To achieve these objectives, the following studies were carried out:  field experiment was carried out in 2007 at EL-Boston region, in calcareous, sandy loam soil under furrow irrigation system. Split plot statistical design    with two water application rates as a main plots (a) Field capacity= 100% of ETC (I-1), and (b) at saturation (I-2).   Nitrogen fertilizer was banded under four treatments of localized compaction (LC) as sub main plots as fellows, (i): The control without compaction (LC-1), (ii): under the fertilizer band (LC-2), (iii): above the fertilizer band (LC-3), and (iv): both above and under the fertilizer band (LC-4).For each irrigation treatment, 120 Kg of nitrogen /fed as ammonium nitrate 33.5 % was applied. The fertilizer was incorporated in depth of 5 cm. The N-fertilizer was splited in two equal doses (at planting and 30 days after planting). Soil samples were collected during the growing season and after harvesting. Plant samples were collected at tasseling.

The obtained results can be summarized as following: The results of this study showed that increasing loads, above the compacting wheel, increased soil bulk density and reduced total porosity at the same level of soil moisture content. Also, soil compaction, by the wheel when the load was 30 kg with the volumetric water content near field capacity, increased soil bulk density from 1.41 up to 1.67 g/cm3. This caused parallel decrease in total porosity (TP) and quickly drainable pores (QDP); and increased the slowly drainable pores (SDP), and fine capillary pores (FCP). Reduced infiltration rate and hydurlic conductivity are resulted from 30 kg load.

Using FAO-CROPWAT software version 4.3 to calculate crop water requirements is a good method in irrigation scheduling. Moreover The results also suggest that irrigation scheduling might be a viable method to reduce groundwater pollution, and that application of optimized minimum amounts of water and nitrogen is required to meet realistic environmental, economic and yield goals.

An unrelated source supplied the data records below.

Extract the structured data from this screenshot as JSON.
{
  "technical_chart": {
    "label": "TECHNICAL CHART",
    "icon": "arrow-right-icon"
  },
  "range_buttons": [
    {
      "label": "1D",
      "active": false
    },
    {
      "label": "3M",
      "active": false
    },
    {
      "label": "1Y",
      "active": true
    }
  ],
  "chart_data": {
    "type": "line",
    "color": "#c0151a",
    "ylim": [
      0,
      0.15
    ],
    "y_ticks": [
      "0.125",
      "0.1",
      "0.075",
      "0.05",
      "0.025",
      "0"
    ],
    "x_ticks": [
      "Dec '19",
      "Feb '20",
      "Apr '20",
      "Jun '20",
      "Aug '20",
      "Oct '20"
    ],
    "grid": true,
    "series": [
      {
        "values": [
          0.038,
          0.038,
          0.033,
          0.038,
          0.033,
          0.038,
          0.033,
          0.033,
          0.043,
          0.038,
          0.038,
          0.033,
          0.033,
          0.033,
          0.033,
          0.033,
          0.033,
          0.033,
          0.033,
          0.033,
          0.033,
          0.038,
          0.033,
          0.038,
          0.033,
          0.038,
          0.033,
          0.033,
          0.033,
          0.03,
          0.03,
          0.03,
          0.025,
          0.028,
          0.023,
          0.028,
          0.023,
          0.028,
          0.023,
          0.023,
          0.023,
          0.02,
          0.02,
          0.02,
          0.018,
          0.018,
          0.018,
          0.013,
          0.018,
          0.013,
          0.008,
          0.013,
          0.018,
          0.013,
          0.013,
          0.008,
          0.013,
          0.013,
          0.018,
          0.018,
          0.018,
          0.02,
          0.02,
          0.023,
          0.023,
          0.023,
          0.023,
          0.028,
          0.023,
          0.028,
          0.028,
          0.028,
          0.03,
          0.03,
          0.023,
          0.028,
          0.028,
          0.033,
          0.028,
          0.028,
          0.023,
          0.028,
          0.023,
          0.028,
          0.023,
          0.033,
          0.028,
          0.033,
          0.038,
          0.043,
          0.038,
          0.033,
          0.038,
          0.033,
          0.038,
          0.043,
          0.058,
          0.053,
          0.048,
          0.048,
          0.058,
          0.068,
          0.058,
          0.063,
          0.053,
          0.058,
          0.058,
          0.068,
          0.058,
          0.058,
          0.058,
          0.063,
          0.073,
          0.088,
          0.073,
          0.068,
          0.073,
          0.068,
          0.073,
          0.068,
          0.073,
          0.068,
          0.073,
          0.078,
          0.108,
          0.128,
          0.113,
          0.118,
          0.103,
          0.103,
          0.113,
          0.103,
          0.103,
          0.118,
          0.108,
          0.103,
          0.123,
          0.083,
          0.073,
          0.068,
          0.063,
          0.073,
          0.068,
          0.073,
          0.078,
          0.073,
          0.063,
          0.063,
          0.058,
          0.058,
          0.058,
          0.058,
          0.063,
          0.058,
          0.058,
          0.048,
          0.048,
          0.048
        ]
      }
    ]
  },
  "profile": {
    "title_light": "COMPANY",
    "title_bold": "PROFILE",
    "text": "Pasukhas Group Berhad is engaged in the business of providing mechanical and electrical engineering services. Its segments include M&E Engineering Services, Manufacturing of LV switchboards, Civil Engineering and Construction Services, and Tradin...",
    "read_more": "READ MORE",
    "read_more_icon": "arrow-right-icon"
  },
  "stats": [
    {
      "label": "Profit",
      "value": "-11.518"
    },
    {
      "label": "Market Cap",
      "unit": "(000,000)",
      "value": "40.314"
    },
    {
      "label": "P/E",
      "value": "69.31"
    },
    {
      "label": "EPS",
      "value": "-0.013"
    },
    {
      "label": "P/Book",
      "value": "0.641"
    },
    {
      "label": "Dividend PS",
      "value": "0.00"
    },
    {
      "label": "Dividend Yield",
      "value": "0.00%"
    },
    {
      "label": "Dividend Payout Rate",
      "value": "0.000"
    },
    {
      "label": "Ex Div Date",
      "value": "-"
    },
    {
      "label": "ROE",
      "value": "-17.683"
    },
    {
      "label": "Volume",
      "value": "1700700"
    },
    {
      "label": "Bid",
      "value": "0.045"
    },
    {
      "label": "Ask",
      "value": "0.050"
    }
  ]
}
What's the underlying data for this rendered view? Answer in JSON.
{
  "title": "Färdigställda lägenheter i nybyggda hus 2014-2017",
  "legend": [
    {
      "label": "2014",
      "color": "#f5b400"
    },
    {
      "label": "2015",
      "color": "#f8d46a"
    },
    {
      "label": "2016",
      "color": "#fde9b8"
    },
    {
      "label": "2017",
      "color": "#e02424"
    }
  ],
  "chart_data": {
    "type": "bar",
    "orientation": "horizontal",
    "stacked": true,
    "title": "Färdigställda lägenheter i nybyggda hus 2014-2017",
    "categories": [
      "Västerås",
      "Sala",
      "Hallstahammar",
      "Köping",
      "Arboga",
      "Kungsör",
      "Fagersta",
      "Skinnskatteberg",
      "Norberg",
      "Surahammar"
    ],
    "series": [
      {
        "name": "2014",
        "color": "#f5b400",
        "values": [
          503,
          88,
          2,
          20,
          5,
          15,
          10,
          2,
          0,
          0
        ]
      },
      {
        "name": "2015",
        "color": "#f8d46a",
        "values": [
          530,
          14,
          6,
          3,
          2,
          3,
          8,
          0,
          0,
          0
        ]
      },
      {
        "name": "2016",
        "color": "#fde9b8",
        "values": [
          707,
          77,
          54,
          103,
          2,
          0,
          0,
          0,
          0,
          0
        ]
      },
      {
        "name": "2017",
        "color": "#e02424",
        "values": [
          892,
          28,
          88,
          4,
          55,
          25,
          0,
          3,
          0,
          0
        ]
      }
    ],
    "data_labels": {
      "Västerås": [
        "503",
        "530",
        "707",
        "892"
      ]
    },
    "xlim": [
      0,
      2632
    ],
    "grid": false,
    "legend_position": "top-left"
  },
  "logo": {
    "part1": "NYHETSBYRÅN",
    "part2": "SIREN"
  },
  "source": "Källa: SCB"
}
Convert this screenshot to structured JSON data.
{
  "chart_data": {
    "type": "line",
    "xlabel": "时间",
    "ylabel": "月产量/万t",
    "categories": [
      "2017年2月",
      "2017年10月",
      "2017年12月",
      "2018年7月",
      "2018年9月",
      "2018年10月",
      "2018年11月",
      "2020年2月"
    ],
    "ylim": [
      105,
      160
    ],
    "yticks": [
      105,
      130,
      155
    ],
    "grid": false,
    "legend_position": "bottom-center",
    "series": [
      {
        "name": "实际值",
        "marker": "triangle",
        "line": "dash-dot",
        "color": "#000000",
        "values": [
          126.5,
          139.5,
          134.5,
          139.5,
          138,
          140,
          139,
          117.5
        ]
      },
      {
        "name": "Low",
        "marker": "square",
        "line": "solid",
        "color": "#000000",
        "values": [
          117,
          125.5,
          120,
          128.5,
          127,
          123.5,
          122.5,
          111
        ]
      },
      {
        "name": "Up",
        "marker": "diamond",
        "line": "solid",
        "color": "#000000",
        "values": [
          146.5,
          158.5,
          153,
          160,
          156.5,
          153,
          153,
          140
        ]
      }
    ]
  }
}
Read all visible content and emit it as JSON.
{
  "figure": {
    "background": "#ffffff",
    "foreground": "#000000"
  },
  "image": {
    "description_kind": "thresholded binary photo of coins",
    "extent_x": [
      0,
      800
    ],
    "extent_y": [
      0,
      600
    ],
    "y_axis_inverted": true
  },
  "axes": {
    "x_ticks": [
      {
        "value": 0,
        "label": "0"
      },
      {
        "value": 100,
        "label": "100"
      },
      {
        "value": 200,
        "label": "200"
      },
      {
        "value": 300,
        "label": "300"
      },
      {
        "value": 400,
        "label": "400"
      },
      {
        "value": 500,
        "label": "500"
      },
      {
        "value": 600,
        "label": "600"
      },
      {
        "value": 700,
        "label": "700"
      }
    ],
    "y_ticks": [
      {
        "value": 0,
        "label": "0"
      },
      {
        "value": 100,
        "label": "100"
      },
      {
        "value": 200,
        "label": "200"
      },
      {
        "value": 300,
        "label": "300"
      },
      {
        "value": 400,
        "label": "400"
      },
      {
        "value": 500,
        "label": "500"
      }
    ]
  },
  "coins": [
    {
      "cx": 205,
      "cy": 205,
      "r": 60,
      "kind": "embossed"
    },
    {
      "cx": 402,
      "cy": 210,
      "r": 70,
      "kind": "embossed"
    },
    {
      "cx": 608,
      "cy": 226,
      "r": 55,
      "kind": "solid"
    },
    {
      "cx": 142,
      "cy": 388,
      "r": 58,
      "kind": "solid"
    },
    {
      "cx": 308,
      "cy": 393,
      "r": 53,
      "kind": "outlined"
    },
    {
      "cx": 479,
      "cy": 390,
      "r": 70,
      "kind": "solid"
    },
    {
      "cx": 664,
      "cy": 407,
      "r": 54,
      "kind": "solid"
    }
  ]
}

Irrigation at field capacity significantly increased grain yield, N-uptake, all growth parameters, N- efficiency, water efficiency parameters and chlorophyll   A chlorophyll B contents at the same time reduced nitrate leaching from soil profile as compared with irrigation at saturation.

At irrigation at saturation, localized compaction significantly increased grain yield, N-uptake, all growth parameters, N- efficiency, water efficiency parameters and chlorophyll content as compared with control plots and localized compaction under the fertilizer band. At irrigation at field capacity there was no response to localized compaction treatments therefore; localized compaction dependency was small as compared with saturation treatments.

Results of the present study indicate that localized compaction (LC-3), (LC-4) reduced NO־3 leaching and improved N-use efficiency only when irrigation water excessed field capacity. These findings suggest that the    (LC-3) may be effective in reducing leaching losses during growing seasons when irrigation was above field capacity.